Over on Public Address, Graeme Edgeler has a piece arguing for the elimination of dual candidacy. Not for the usual reason of "zombie MPs" - he's perfectly comfortable with them - but in pursuit of "strong local representation":
And I think [Vote for Change's Jordan Williams is] right. The tendency may not be great, but it is a factor. We've never had (under MMP or FPP) the Westminster tradition of crossing the floor (I don't think government backbenchers in New Zealand have ever taken out newspaper advertisements opposing government policy, for example), so the effect might not be as great, but it could manifest itself in other ways. But maybe under first past the post – out of fear of losing their jobs, with no plan B – local MPs in marginal or somewhat marginal electorates were more likely to more forcefully put their constituents' views in caucus, and were able to forestall unpopular changes, or obtain concessions. It certainly seems likely that an MP who, if they lost their electorate, would be out of a job, would take that part of the representative function more seriously.Note that this isn't "strong local representation" in the sense of MP's doing constituency work for their constituents - because they all do that, regardless of their method of election. It's "strong local representation" in the sense of more independent MPs and weaker parties.
The problem is that we've never had this under FPP, even in the sense of advocacy-inside-caucus Graeme describes.
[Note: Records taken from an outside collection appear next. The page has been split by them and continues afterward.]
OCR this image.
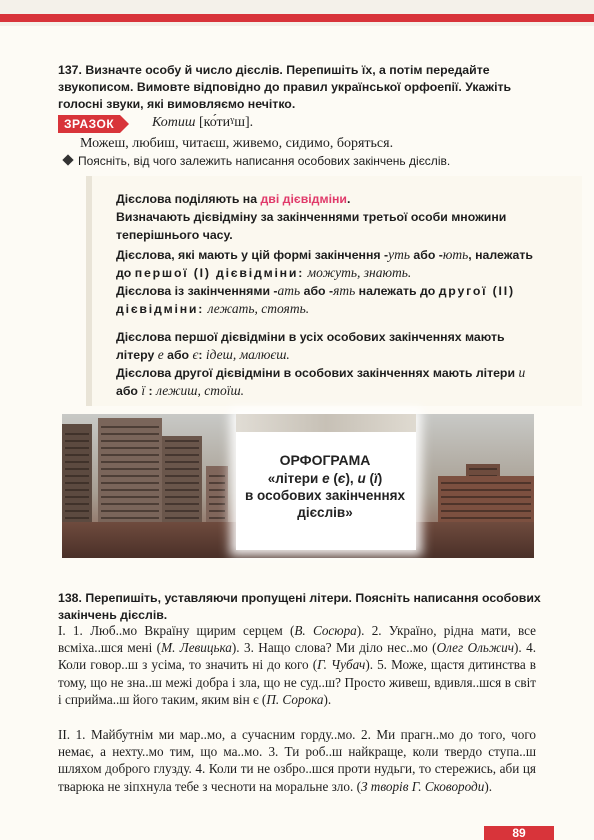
137. Визначте особу й число дієслів. Перепишіть їх, а потім передайте звукописом. Вимовте відповідно до правил української орфоепії. Укажіть голосні звуки, які вимовляємо нечітко.
ЗРАЗОК	Котиш [ко́тиˠш].
Можеш, любиш, читаєш, живемо, сидимо, боряться.
Поясніть, від чого залежить написання особових закінчень дієслів.
Дієслова поділяють на дві дієвідміни.
Визначають дієвідміну за закінченнями третьої особи множини теперішнього часу.
Дієслова, які мають у цій формі закінчення -уть або -ють, належать до першої (І) дієвідміни: можуть, знають.
Дієслова із закінченнями -ать або -ять належать до другої (ІІ) дієвідміни: лежать, стоять.
Дієслова першої дієвідміни в усіх особових закінченнях мають літеру е або є: ідеш, малюєш.
Дієслова другої дієвідміни в особових закінченнях мають літери и або ї : лежиш, стоїш.
ОРФОГРАМА
«літери е (є), и (ї)
в особових закінченнях
дієслів»
138. Перепишіть, уставляючи пропущені літери. Поясніть написання особових закінчень дієслів.
І. 1. Люб..мо Вкраїну щирим серцем (В. Сосюра). 2. Україно, рідна мати, все всміха..шся мені (М. Левицька). 3. Нащо слова? Ми діло нес..мо (Олег Ольжич). 4. Коли говор..ш з усіма, то значить ні до кого (Г. Чубач). 5. Може, щастя дитинства в тому, що не зна..ш межі добра і зла, що не суд..ш? Просто живеш, вдивля..шся в світ і сприйма..ш його таким, яким він є (П. Сорока).
ІІ. 1. Майбутнім ми мар..мо, а сучасним горду..мо. 2. Ми прагн..мо до того, чого немає, а нехту..мо тим, що ма..мо. 3. Ти роб..ш найкраще, коли твердо ступа..ш шляхом доброго глузду. 4. Коли ти не озбро..шся проти нудьги, то стережись, аби ця тварюка не зіпхнула тебе з чесноти на моральне зло. (З творів Г. Сковороди).
89
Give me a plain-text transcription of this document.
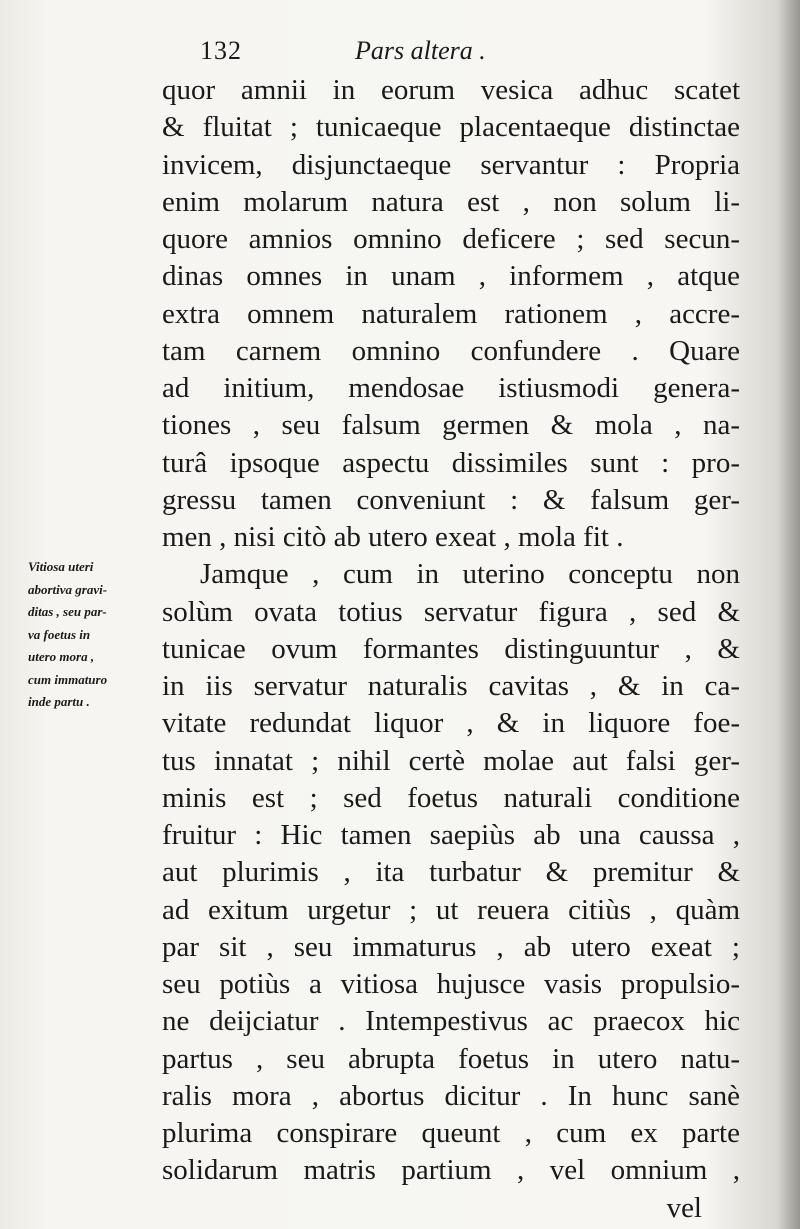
132	Pars altera .
Vitiosa uteri
abortiva gravi-
ditas , seu par-
va foetus in
utero mora ,
cum immaturo
inde partu .
quor amnii in eorum vesica adhuc scatet
& fluitat ; tunicaeque placentaeque distinctae
invicem, disjunctaeque servantur : Propria
enim molarum natura est , non solum li-
quore amnios omnino deficere ; sed secun-
dinas omnes in unam , informem , atque
extra omnem naturalem rationem , accre-
tam carnem omnino confundere . Quare
ad initium, mendosae istiusmodi genera-
tiones , seu falsum germen & mola , na-
turâ ipsoque aspectu dissimiles sunt : pro-
gressu tamen conveniunt : & falsum ger-
men , nisi citò ab utero exeat , mola fit .
Jamque , cum in uterino conceptu non
solùm ovata totius servatur figura , sed &
tunicae ovum formantes distinguuntur , &
in iis servatur naturalis cavitas , & in ca-
vitate redundat liquor , & in liquore foe-
tus innatat ; nihil certè molae aut falsi ger-
minis est ; sed foetus naturali conditione
fruitur : Hic tamen saepiùs ab una caussa ,
aut plurimis , ita turbatur & premitur &
ad exitum urgetur ; ut reuera citiùs , quàm
par sit , seu immaturus , ab utero exeat ;
seu potiùs a vitiosa hujusce vasis propulsio-
ne deijciatur . Intempestivus ac praecox hic
partus , seu abrupta foetus in utero natu-
ralis mora , abortus dicitur . In hunc sanè
plurima conspirare queunt , cum ex parte
solidarum matris partium , vel omnium ,
vel
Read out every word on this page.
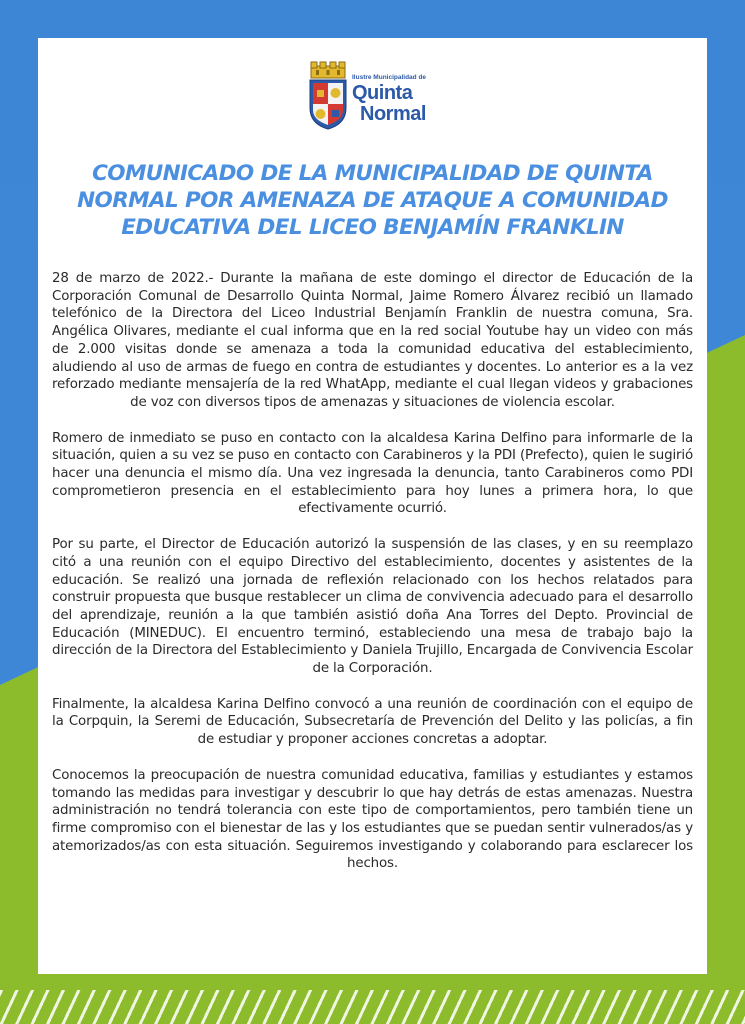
Ilustre Municipalidad de
Quinta
Normal
COMUNICADO DE LA MUNICIPALIDAD DE QUINTA
NORMAL POR AMENAZA DE ATAQUE A COMUNIDAD
EDUCATIVA DEL LICEO BENJAMÍN FRANKLIN

28 de marzo de 2022.- Durante la mañana de este domingo el director de Educación de la Corporación Comunal de Desarrollo Quinta Normal, Jaime Romero Álvarez recibió un llamado telefónico de la Directora del Liceo Industrial Benjamín Franklin de nuestra comuna, Sra. Angélica Olivares, mediante el cual informa que en la red social Youtube hay un video con más de 2.000 visitas donde se amenaza a toda la comunidad educativa del establecimiento, aludiendo al uso de armas de fuego en contra de estudiantes y docentes. Lo anterior es a la vez reforzado mediante mensajería de la red WhatApp, mediante el cual llegan videos y grabaciones de voz con diversos tipos de amenazas y situaciones de violencia escolar.

Romero de inmediato se puso en contacto con la alcaldesa Karina Delfino para informarle de la situación, quien a su vez se puso en contacto con Carabineros y la PDI (Prefecto), quien le sugirió hacer una denuncia el mismo día. Una vez ingresada la denuncia, tanto Carabineros como PDI comprometieron presencia en el establecimiento para hoy lunes a primera hora, lo que efectivamente ocurrió.

Por su parte, el Director de Educación autorizó la suspensión de las clases, y en su reemplazo citó a una reunión con el equipo Directivo del establecimiento, docentes y asistentes de la educación. Se realizó una jornada de reflexión relacionado con los hechos relatados para construir propuesta que busque restablecer un clima de convivencia adecuado para el desarrollo del aprendizaje, reunión a la que también asistió doña Ana Torres del Depto. Provincial de Educación (MINEDUC). El encuentro terminó, estableciendo una mesa de trabajo bajo la dirección de la Directora del Establecimiento y Daniela Trujillo, Encargada de Convivencia Escolar de la Corporación.

Finalmente, la alcaldesa Karina Delfino convocó a una reunión de coordinación con el equipo de la Corpquin, la Seremi de Educación, Subsecretaría de Prevención del Delito y las policías, a fin de estudiar y proponer acciones concretas a adoptar.

Conocemos la preocupación de nuestra comunidad educativa, familias y estudiantes y estamos tomando las medidas para investigar y descubrir lo que hay detrás de estas amenazas. Nuestra administración no tendrá tolerancia con este tipo de comportamientos, pero también tiene un firme compromiso con el bienestar de las y los estudiantes que se puedan sentir vulnerados/as y atemorizados/as con esta situación. Seguiremos investigando y colaborando para esclarecer los hechos.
The 80's and 90's, where unpopular changes were rammed through regardless, prove that. Part of the reason is that parties have strong internal rules against dissent. Part of it is that New Zealand voters vote for parties, not individual MPs (how many de-selected former MPs have been successful running against their own party outside of a mid-term by-election? Bugger-all). But part of it is also because they don't just choose list candidates, but electorate ones as well. The result is that an electorate candidate is just as much a slave of the party as a list candidate. Display loyalty, and you get to contest a winnable seat. Don't rock the boat, and you get re-selected. Cause trouble, and you end up like Brian Connell or Brian Neeson (and those examples are from National, which is more democratic than most). So eliminating dual candidacy doesn't seem likely to achieve the desired effect, while having significant costs (and not just to minor parties. Dual candidacy means more and stronger competition for electorates, which directly benefits voters).
Napoleon once said "if you want to take Vienna, take Vienna". In this case, its "if you want to weaken parties, weaken parties". Dual candidacy is an inefficient means of doing this. There are far more direct mechanisms to achieve that goal, without incurring the costs of single candidacy. Open lists is one. But the best seems to be simply taking away the power of party bosses to choose candidates. And the way to do that is by a stronger requirement for democratic candidate selection, both for the list and in electorates. Let party members vote, and choose for themselves whether they want yes-men or boat-rockers. Its a democratic solution, which lets voters find the level of independence we want, rather than having someone else's model of how independent an electorate MP "should" be imposed on us.